Ahmad Herra, Gopakumar Jayakrishnan, Nachun Daniel C, Ma Lisa, D'Addabbo Jessica, Huang Xianxi, Koyano Tiffany, Boyd Jack, Woo Yi-Ping Joseph, Fong Robyn, Aalami Oliver, Nguyen Patricia K, Jaiswal Siddhartha
Department of Pathology, Stanford University, 300 Pasteur Drive, Stanford, CA 94305, USA.
Department of Cardiology, Charité Universitätsmedizin, Hindenburgdamm 30, 12203 Berlin, Germany.
Cardiovasc Res. 2025 Apr 29;121(3):396-404. doi: 10.1093/cvr/cvaf014.

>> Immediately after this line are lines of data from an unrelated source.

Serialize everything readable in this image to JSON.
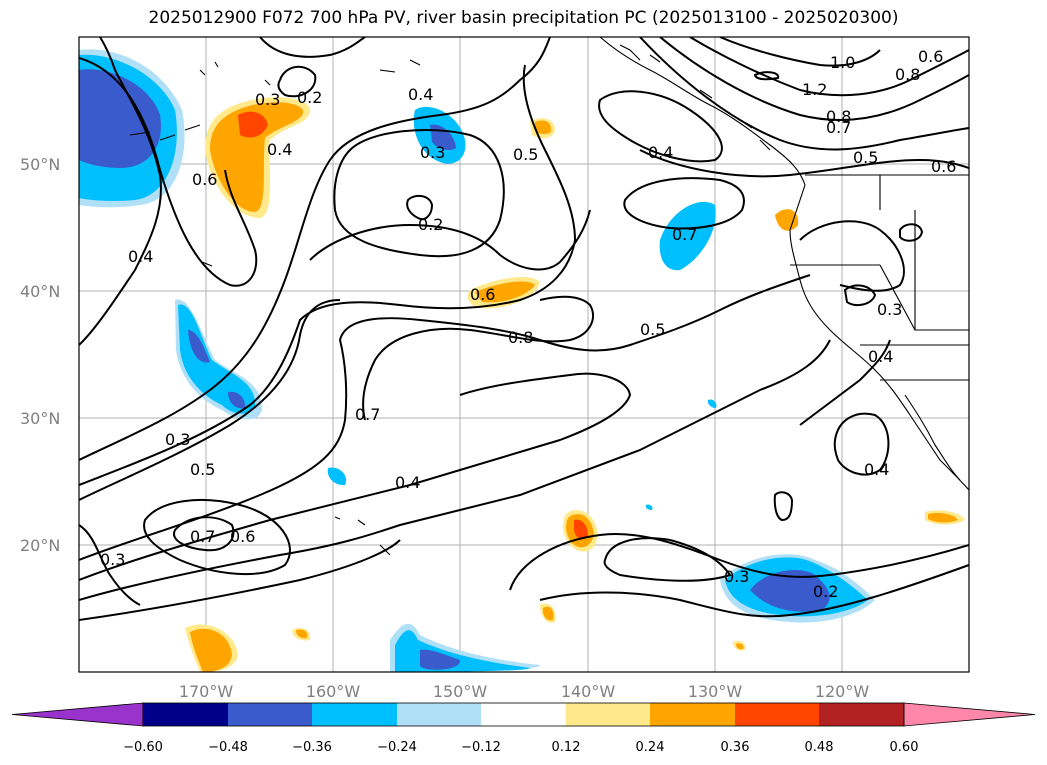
{
  "title": "2025012900 F072 700 hPa PV, river basin precipitation PC (2025013100 - 2025020300)",
  "map": {
    "lon_range": [
      -180,
      -110
    ],
    "lat_range": [
      10,
      60
    ],
    "lat_labels": [
      "20°N",
      "30°N",
      "40°N",
      "50°N"
    ],
    "lon_labels": [
      "170°W",
      "160°W",
      "150°W",
      "140°W",
      "130°W",
      "120°W"
    ],
    "contour_labels": [
      "0.3",
      "0.2",
      "0.4",
      "0.6",
      "0.4",
      "0.4",
      "0.3",
      "0.2",
      "0.5",
      "0.4",
      "1.0",
      "0.6",
      "0.8",
      "1.2",
      "0.8",
      "0.7",
      "0.5",
      "0.6",
      "0.7",
      "0.6",
      "0.8",
      "0.5",
      "0.3",
      "0.4",
      "0.3",
      "0.7",
      "0.5",
      "0.7",
      "0.6",
      "0.3",
      "0.4",
      "0.3",
      "0.2",
      "0.4"
    ]
  },
  "colorbar": {
    "colors": [
      "#9933cc",
      "#00008b",
      "#3a5bcc",
      "#00bfff",
      "#b0e0f8",
      "#ffffff",
      "#ffe98a",
      "#ffa500",
      "#ff4500",
      "#b22222",
      "#ff88aa"
    ],
    "tick_labels": [
      "−0.60",
      "−0.48",
      "−0.36",
      "−0.24",
      "−0.12",
      "0.12",
      "0.24",
      "0.36",
      "0.48",
      "0.60"
    ]
  }
}
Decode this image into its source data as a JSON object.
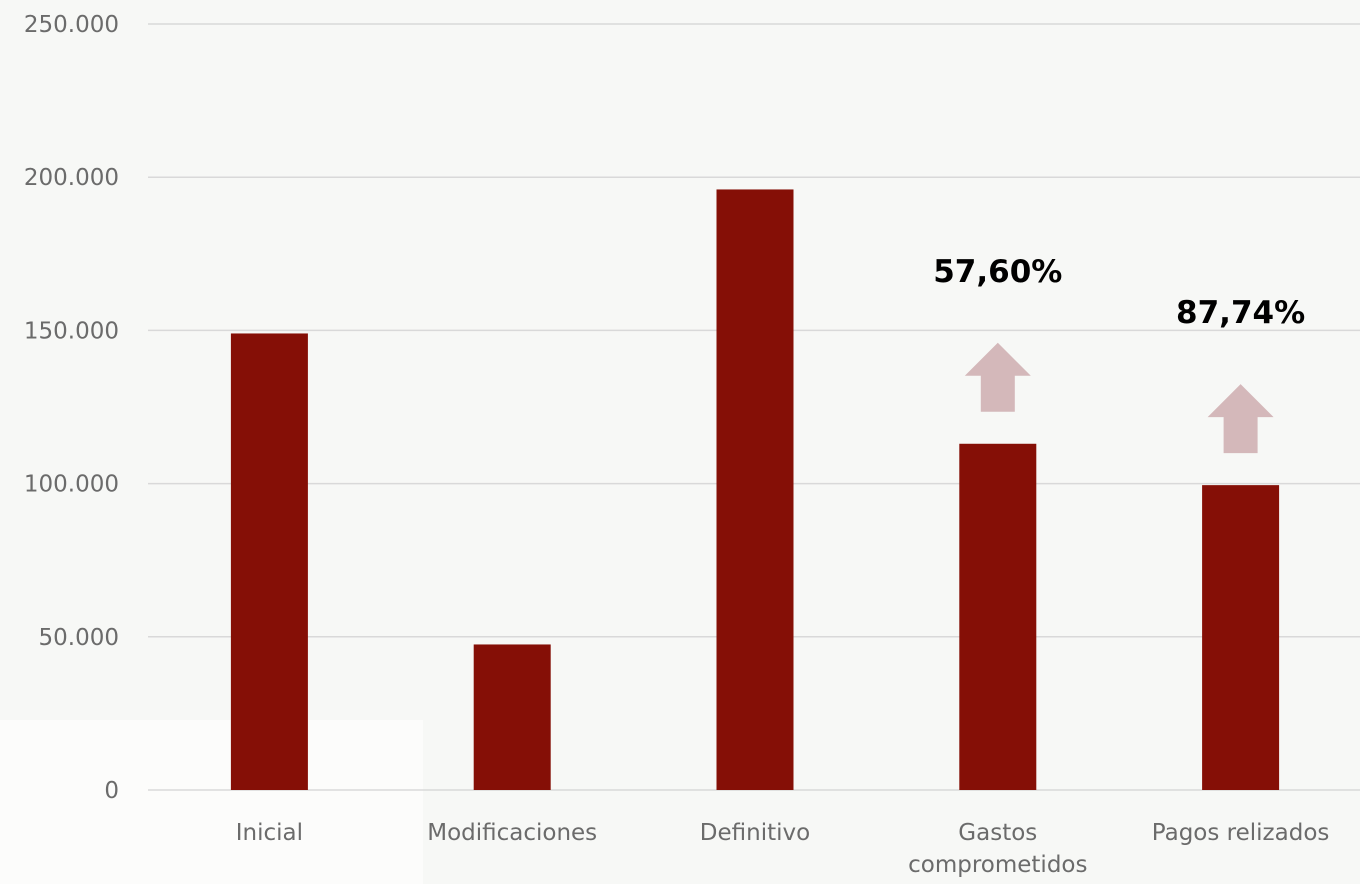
{
  "chart_data": {
    "type": "bar",
    "categories": [
      "Inicial",
      "Modificaciones",
      "Definitivo",
      "Gastos comprometidos",
      "Pagos relizados"
    ],
    "values": [
      149000,
      47500,
      196000,
      113000,
      99500
    ],
    "ylim": [
      0,
      250000
    ],
    "yticks": [
      0,
      50000,
      100000,
      150000,
      200000,
      250000
    ],
    "ytick_labels": [
      "0",
      "50.000",
      "100.000",
      "150.000",
      "200.000",
      "250.000"
    ],
    "annotations": [
      {
        "category": "Gastos comprometidos",
        "text": "57,60%",
        "arrow": "up"
      },
      {
        "category": "Pagos relizados",
        "text": "87,74%",
        "arrow": "up"
      }
    ],
    "grid": true,
    "legend": "none"
  },
  "colors": {
    "bar": "#850f06",
    "arrow": "#d4b8ba",
    "grid": "#d9d9d9",
    "label": "#6b6b6b"
  }
}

Single-cell RNA sequencing (scRNA-seq) is a powerful method for exploring the cellular heterogeneity within human atheroma but typically requires fresh tissue to preserve cell membrane integrity, limiting the feasibility of large-scale biobanking for later analysis. The aim of this study was to determine whether cryopreservation of fragile and necrotic atheroma tissue affects the viability and transcriptomic profiles of haematopoietic cells in subsequent scRNA-seq analysis, enabling the use of cryopreserved atheroma samples for future research.
We performed scRNA-seq on five paired fresh and cryopreserved atheroma samples-three from coronary arteries and two from carotid arteries. Each sample was enzymatically digested, sorted for CD45+ haematopoietic cells, and processed using the 10× Genomics scRNA-seq workflow. Half of each sample was processed immediately, while the other half was cryopreserved in liquid nitrogen for an average of 5 weeks before thawing and processing. In carotid artery samples, we noted the absence of LYVE1+ macrophages, likely due to the loss of the adventitial layer during endarterectomy procedures. Our results indicated that cryopreservation modestly affected cellular integrity, leading to an increase in the relative abundance of mitochondrial RNA in frozen samples. Minimal differences were observed between fresh and cryopreserved samples in uniquely detected transcripts, cell clustering, or transcriptional profiles within haematopoietic populations.
Our study demonstrates that cryopreserved human atheroma samples can be successfully profiled using scRNA-seq, with comparable transcriptomic data to that obtained from fresh samples. These findings suggest that cryopreservation is a viable method for biobanking atheroma tissues, facilitating large-scale studies without the need for immediate sample processing.
单细胞RNA测序(scRNA-seq)是探索人类动脉粥样硬化斑块内细胞异质性的有力方法,但通常需要新鲜组织来保持细胞膜完整性,这限制了大规模生物样本库用于后续分析的可行性。本研究的目的是确定脆弱和坏死的动脉粥样硬化斑块组织的冷冻保存是否会影响后续scRNA-seq分析中造血细胞的活力和转录组图谱,从而使冷冻保存的动脉粥样硬化斑块样本可用于未来研究。
我们对五对新鲜和冷冻保存的动脉粥样硬化斑块样本进行了scRNA-seq分析,其中三对来自冠状动脉,两对来自颈动脉。每个样本经酶消化后,分选CD45+造血细胞,并使用10×基因组学scRNA-seq工作流程进行处理。每个样本的一半立即进行处理,另一半在液氮中冷冻保存平均5周后解冻并处理。在颈动脉样本中,我们注意到缺乏LYVE1+巨噬细胞,这可能是由于内膜切除术过程中外膜层的丢失。我们的结果表明,冷冻保存对细胞完整性有适度影响,导致冷冻样本中线粒体RNA的相对丰度增加。在造血群体中,新鲜样本和冷冻保存样本在独特检测的转录本、细胞聚类或转录图谱方面观察到的差异极小。
我们的研究表明,冷冻保存的人类动脉粥样硬化斑块样本可以通过scRNA-seq成功进行分析,转录组数据与新鲜样本相当。这些发现表明,冷冻保存是一种可行的动脉粥样硬化斑块组织生物样本库方法,有助于大规模研究,而无需立即进行样本处理。